The recipe for recycling to be done with lots of onion and with roast sauce. Onion weighs you down? "12 shallots are also fine, if you want to be cool: now that you are at home you can do a lot of long cooking". The chef-patron Luca “Leone” laughs at the Immorale restaurant in Milan. «At Immorale we prefer square spaghetti, and we like to make it also in an exotic version with coriander and fresh ginger. But if you want to make the enriched poraccia, remove chilli and aromatic herbs, add a knob of butter and all the white or black truffle you can afford .

Immoral, in Milan

Irreverent, cheeky and ironic, this is theimmorality gastronomic chef.
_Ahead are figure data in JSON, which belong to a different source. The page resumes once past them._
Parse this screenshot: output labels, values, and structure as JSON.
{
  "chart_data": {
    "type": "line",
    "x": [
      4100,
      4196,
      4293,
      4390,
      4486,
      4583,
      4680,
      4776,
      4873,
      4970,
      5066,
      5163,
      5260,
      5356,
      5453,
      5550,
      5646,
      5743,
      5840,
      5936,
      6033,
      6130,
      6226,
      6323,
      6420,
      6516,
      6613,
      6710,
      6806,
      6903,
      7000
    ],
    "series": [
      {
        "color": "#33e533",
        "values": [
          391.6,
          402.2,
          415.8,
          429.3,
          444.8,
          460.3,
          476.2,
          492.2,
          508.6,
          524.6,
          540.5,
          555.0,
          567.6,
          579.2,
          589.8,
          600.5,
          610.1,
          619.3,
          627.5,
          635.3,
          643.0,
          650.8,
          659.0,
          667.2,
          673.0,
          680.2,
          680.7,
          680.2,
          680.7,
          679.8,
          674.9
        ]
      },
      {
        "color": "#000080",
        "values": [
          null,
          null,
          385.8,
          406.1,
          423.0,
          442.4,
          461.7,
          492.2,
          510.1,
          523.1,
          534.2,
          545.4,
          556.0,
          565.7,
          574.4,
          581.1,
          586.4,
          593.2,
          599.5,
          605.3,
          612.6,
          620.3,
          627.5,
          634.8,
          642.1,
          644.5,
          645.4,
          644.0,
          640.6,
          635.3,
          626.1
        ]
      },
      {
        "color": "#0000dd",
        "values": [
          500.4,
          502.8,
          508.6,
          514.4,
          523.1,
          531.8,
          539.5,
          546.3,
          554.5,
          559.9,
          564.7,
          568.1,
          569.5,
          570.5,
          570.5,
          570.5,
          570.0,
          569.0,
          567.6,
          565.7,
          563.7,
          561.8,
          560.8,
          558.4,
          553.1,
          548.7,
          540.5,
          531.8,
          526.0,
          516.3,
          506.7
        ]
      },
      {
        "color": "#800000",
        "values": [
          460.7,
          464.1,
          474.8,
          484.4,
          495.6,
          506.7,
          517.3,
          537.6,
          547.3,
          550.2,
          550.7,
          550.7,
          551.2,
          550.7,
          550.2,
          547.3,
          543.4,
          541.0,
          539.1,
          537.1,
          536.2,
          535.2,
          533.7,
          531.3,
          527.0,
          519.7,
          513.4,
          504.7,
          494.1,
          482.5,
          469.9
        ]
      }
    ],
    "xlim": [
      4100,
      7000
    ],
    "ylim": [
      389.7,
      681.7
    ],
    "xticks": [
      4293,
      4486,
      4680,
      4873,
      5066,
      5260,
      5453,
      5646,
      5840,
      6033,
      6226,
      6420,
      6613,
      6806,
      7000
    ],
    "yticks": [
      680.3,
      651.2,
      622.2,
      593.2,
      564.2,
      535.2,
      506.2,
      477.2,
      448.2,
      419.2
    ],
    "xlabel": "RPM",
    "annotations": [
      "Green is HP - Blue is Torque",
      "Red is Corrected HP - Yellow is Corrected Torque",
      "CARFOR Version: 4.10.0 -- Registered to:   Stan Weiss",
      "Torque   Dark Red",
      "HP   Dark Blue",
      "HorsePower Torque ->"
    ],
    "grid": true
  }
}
The name is inspired by the text Immoral recipes by the Spanish writer Manuel Vazquez Montalban, a recipe book that tells about dishes full of taste, with a slightly spicy tone and with a hint of history that makes you want to love yourself and love better.
After the successful experience at the head of the kitchen of the Sulle Nuvole restaurant in Milan, Luca Zampa inaugurated Immorale, where he brought his concept of hospitality: someone called it "a women's kitchen prepared by a male", to underline its sensitivity . It develops around dishes that recall the Marche tradition (place of its origins), but deliberately breaks out and breaks the traditional cages of the division between appetizer – first – second, offering dishes divided into contemporary macro categories: cereals, vegetables and animals. Certainly iconic the squid spaghetti with poraccia, a provocative and apparently simple name, which actually tells a tantalizing load of taste.

Ingredients for 4 people

4 golden onions
extra virgin olive oil
dry chilli
a fresh aromatic herb such as rosemary, thyme, savory, parsley
well seasoned Parmesan cheese
roast sauces
1/2 kg of long pasta
coarse salt


Cut the onion or shallot into julienne strips, heat a large pan by greasing it with extra virgin olive oil, add the onion and chilli pepper, fry together until it becomes golden brown, salt, the salt will drain some of the onion water and stop to fry, wait for it to finish cooking and caramelize a little, reduce to a minimum and add all the fresh chopped herbs, add salt and spicy.
Cook the pasta to the exact cooking point we like, drain it, put it in a pan, mix it well with the stewed onions, optionally add the sauces of various roasts or other raw extra virgin olive oil, to grease everything well. Serve at the table with the Parmesan cheese to be grated fresh.